15 November 2024

Herbstspaziergang

Es ist alles nebelfeucht. Die Kälte dringt nach wenigen Schritten hinter der Haustür schon durch meine Jacke, schonungslos kühlt sie meine Hände aus. Auf der Straße die Blätter, an einigen Stellen als dünne Schicht, dann wieder als kleine Haufen. Die Bäume kahl, wie um Gnade bettelnd strecken sie ihre dürren Äste in den Himmel.

Herbstspaziergang
Die Luft ist frisch, scharf spüre ich sie, wenn ich sie durch die Nase einsauge. Vor meinem Gesicht steigt sie beim Ausatmen als dichter Nebel auf, noch schlechter die Sicht dann, fast möchte ich die Augen schließen, sehe ich doch ohnehin kaum etwas. Da vorne ein geparktes Auto, das muss ich noch umrunden, bevor ich in den Wald abbiege.

Ein kleiner ausgetrockneter Bachlauf trennt mich jetzt vom feuchten Waldboden, Pilze hier und da, aber selbst der Geruch scheint sich durch den Nebel zurückgezogen zu haben. Alles ist tot und was nicht tot ist liegt im Sterben. Die Baumgipfel sind nicht zu erkennen, zu nebelig ist es hier, fast kann ich sprichwörtlich die Hand nicht vor den Augen sehen.

Die Gedanken sind träge, auch in meinem Kopf fehlt die sommerliche Bewegungslust, ist es die Kälte oder der Nebel, jedenfalls ein wenig orientierungslos irren die Gedanken umher. Es ist diese Orientierungslosigkeit, die solch einen Nebeltag ausmacht, nur wenige Schritte voraus ist überhaupt ein Weg zu erkennen, und den kann ich auch nur laufen, weil ich ihn schon so oft zurückgelegt habe.

Ich schaue mich um, ebenfalls diese trübe Suppe, immerhin ein paar Lichter zu erkennen, die von der Siedlung wohl bis in den Wald strahlen. Um nicht gegen einen Baum zu laufen schaue ich wieder nach vorne, aber meine Gedanken bleiben zurück, werden ebenso trübe wie die Welt um mich herum. Ich stolpere in Stufen der Melancholie in einen Trauermodus, komme vom Wetter auf das Leben im Allgemeinen und dieses Jahr im Besonderen.

Bin ich am Sommer vorbei, frage ich mich und schon fällt mir auf, wie orientierungslos auch der Lebensherbst sein kann. Nichts Aufblühendes, nichts Sonnenstrahlendes, einfach nur Niedergeschlagenheit wegen der fehlenden Perspektive. Kein Baum, an dem man sich in der Landschaft orientieren könnte, kein Feld, das bestellt werden müsste, kein erkennbares Ziel, das es zu erreichen gilt.

Lohnt es sich, weiterzulaufen, die deutlich stechende Kälte zu ertragen oder den Rückzug anzutreten in das warme Haus. Schwermütig, geradezu depressiv schwanken die Überlegungen weiter zwischen meinem aktuellen Umfeld und der Betrachtung meines Lebens. Ist die Rückkehr ins Haus der Versuch, in den Schoß meiner Mutter zurückzukommen, mir die Decke über den Kopf zu ziehen jedenfalls? Oder ist es wie mit den Pflanzen der Eintritt in eine neue Phase, in der ich mich von den Strapazen des Sommers erhole, Kraft schöpfe und mit neuer Energie in das Frühjahr starte?

Immer tiefer versinke ich in Selbstmitleid, traurigen Erinnerungen an Sommer, Sonne, Fröhlichkeit.
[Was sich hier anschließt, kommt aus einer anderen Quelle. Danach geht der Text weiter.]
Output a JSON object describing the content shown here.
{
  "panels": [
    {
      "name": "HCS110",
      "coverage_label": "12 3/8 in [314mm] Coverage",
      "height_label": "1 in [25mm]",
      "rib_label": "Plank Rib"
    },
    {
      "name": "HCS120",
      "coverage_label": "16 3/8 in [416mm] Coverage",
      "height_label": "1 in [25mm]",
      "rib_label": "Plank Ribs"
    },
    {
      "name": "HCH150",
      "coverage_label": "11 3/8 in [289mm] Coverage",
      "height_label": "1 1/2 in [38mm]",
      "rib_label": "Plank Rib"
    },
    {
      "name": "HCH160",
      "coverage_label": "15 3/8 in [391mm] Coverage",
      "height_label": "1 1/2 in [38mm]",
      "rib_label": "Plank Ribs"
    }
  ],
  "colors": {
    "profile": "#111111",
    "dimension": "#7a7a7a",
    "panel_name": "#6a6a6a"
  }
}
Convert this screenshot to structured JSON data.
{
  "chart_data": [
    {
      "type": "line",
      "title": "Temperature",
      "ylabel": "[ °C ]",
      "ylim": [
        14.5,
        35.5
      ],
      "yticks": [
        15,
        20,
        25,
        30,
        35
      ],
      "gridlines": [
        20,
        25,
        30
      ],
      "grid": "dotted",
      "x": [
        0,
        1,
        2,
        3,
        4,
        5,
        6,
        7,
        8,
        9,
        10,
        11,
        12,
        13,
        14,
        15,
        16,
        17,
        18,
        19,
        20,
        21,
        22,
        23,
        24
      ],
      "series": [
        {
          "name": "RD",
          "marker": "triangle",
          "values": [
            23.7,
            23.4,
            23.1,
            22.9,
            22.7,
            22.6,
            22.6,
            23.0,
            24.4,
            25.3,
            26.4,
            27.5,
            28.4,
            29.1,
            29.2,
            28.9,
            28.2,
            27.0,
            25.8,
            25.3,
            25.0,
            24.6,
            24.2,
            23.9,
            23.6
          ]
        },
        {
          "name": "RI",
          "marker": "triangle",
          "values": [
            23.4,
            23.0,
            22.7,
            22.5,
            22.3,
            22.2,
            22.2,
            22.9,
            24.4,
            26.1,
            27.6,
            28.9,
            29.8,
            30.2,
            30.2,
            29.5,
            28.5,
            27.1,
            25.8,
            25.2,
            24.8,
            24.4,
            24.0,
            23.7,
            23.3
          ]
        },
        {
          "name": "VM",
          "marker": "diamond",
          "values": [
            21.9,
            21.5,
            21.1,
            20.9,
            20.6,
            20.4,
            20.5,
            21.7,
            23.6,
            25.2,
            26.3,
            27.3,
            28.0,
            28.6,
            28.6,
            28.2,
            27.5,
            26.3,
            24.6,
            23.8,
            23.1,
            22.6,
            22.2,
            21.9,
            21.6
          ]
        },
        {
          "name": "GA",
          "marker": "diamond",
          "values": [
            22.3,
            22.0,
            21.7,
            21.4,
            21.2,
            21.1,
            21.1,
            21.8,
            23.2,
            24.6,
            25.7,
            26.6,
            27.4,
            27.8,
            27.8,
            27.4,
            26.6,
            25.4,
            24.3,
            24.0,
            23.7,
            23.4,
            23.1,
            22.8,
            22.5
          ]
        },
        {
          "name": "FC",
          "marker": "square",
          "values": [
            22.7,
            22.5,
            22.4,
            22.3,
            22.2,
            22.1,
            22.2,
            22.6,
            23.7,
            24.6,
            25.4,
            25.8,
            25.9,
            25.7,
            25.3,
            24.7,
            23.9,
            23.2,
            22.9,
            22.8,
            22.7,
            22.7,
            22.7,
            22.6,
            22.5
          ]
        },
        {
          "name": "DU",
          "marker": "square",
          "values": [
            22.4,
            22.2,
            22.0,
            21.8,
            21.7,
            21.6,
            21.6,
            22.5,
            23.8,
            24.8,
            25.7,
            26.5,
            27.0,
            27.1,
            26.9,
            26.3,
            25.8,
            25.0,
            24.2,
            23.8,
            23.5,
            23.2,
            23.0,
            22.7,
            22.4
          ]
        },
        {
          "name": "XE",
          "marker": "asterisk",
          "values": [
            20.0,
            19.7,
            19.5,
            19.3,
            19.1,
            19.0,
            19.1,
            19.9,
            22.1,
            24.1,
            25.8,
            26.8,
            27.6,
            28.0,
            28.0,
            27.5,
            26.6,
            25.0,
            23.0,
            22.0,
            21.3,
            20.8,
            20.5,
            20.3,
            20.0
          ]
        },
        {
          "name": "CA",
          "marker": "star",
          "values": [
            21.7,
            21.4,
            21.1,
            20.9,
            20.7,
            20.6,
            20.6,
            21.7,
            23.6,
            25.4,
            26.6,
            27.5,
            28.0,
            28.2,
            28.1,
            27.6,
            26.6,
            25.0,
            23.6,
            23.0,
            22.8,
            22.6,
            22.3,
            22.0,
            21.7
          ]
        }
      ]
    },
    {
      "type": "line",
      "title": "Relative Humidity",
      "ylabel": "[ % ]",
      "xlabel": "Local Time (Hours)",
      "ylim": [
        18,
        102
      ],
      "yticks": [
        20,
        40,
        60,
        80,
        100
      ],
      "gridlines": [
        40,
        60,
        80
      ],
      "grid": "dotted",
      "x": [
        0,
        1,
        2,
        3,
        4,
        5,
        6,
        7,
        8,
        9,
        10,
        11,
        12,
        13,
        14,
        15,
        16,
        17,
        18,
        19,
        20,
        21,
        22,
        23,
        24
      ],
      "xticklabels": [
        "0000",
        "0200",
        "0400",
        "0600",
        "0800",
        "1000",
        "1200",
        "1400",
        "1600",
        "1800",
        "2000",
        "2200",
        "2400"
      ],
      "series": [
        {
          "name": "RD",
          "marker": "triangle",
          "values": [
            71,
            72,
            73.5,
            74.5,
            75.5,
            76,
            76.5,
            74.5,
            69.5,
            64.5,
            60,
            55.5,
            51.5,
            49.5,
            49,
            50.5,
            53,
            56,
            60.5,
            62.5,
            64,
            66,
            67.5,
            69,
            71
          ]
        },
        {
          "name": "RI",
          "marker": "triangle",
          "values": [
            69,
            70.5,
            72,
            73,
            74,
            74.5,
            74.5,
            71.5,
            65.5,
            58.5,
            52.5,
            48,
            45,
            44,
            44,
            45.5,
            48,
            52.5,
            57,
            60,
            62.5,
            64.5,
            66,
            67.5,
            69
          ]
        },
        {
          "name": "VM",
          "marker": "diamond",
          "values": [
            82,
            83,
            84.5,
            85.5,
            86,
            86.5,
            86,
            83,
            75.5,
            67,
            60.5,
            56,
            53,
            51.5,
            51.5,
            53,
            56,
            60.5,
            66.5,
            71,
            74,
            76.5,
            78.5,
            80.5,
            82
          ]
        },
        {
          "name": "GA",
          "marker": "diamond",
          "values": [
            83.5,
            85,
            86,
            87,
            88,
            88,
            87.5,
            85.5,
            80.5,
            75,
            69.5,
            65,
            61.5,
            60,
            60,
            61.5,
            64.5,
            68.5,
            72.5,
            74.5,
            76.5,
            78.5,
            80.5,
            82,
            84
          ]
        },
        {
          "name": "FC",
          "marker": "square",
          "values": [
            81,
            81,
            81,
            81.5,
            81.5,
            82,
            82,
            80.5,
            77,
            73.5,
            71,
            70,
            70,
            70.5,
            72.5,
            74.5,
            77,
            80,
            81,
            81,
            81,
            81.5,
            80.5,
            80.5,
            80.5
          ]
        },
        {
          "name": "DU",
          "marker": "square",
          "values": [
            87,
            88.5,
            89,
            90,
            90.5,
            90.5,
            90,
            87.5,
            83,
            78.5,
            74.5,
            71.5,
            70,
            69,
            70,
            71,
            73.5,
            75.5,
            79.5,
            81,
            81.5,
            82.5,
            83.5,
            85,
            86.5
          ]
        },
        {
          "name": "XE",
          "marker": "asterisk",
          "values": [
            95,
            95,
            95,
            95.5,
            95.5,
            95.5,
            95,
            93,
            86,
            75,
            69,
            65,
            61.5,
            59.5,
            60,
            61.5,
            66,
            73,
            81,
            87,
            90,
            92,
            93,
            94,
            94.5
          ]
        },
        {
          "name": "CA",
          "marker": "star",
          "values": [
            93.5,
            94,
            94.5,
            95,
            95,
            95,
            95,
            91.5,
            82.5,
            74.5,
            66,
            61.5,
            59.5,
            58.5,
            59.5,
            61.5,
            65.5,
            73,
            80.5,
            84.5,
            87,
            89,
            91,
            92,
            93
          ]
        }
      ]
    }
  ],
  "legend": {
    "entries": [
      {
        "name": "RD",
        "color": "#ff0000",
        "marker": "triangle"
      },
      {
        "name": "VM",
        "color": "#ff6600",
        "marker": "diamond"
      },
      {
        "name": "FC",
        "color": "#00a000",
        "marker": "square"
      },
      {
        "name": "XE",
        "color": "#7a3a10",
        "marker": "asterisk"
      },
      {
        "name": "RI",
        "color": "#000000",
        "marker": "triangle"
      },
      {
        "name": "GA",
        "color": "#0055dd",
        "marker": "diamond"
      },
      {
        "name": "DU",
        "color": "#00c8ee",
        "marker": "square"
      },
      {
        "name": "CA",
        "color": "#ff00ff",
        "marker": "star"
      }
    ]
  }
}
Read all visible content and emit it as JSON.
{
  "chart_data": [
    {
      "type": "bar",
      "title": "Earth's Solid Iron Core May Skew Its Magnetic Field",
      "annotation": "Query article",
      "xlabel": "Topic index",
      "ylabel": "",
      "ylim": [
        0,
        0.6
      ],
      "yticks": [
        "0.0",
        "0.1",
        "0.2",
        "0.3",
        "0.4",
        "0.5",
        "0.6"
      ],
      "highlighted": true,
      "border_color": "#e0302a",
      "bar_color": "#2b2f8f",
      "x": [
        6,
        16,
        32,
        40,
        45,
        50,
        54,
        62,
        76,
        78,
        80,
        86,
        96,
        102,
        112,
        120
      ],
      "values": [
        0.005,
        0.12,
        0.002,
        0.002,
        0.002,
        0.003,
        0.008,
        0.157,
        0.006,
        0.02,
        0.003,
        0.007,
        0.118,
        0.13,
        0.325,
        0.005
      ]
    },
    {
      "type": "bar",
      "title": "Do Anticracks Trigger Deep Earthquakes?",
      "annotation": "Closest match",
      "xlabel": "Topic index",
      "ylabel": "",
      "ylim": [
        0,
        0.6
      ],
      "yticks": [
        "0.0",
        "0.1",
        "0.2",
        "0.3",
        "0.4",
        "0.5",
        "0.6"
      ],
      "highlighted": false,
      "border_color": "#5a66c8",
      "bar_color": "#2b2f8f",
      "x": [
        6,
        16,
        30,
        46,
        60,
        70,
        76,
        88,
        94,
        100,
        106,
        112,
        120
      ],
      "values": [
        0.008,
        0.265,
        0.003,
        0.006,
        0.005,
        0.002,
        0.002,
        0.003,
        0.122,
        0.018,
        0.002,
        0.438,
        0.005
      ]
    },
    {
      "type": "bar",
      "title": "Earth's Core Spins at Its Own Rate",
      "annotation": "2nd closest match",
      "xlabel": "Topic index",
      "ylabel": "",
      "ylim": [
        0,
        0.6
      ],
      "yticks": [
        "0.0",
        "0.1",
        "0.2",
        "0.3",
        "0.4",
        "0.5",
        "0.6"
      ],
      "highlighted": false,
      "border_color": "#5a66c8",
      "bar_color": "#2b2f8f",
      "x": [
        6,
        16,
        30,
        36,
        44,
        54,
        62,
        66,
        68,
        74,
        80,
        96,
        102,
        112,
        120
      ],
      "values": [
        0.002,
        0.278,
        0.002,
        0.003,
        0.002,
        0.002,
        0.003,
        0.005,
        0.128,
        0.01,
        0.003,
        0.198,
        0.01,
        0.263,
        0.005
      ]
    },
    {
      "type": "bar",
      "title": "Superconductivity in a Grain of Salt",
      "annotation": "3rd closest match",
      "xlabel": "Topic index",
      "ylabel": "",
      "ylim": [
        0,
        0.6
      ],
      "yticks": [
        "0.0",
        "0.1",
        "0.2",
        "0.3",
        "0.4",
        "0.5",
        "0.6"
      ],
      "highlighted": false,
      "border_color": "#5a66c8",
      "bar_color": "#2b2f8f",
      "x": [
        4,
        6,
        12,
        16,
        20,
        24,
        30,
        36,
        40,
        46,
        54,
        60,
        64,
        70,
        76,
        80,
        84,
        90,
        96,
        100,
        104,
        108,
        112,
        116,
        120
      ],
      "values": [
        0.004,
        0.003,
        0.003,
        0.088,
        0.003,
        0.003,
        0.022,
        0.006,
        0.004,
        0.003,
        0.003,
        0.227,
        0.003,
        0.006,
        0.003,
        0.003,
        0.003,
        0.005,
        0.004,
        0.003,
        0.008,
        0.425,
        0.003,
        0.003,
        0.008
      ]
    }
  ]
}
Und in genau diesem Moment kommt mir auf einmal ein wärmender Gedanke in den Sinn. Sonne, das ist Antriebskraft, nicht nur für die Pflanzen, auch für mich, auch für meine Laune. Fast scheint der bloße Gedanke mich jetzt wieder ein wenig zu erwärmen, weicht ein bisschen Kälte aus meinen Knochen. Die Stimmung hellt sich auf, ein wenig scheint sich selbst der Nebel um mich zu lichten.

Sonne also, ein Lichtblick, wörtlich genommen, eine Orientierung wieder in der Gleichförmigkeit der nebelgrauen Landschaft. Brüder, zur Sonne flüstere ich leise vor mich hin, niemand kann mich hier hören, oder vielleicht doch, denn unbemerkt bin ich wieder aus dem Wald herausgetreten, fühle, wie sich ein Lächeln auf meinem Gesicht breit macht und die Haut spannt in der Kälte.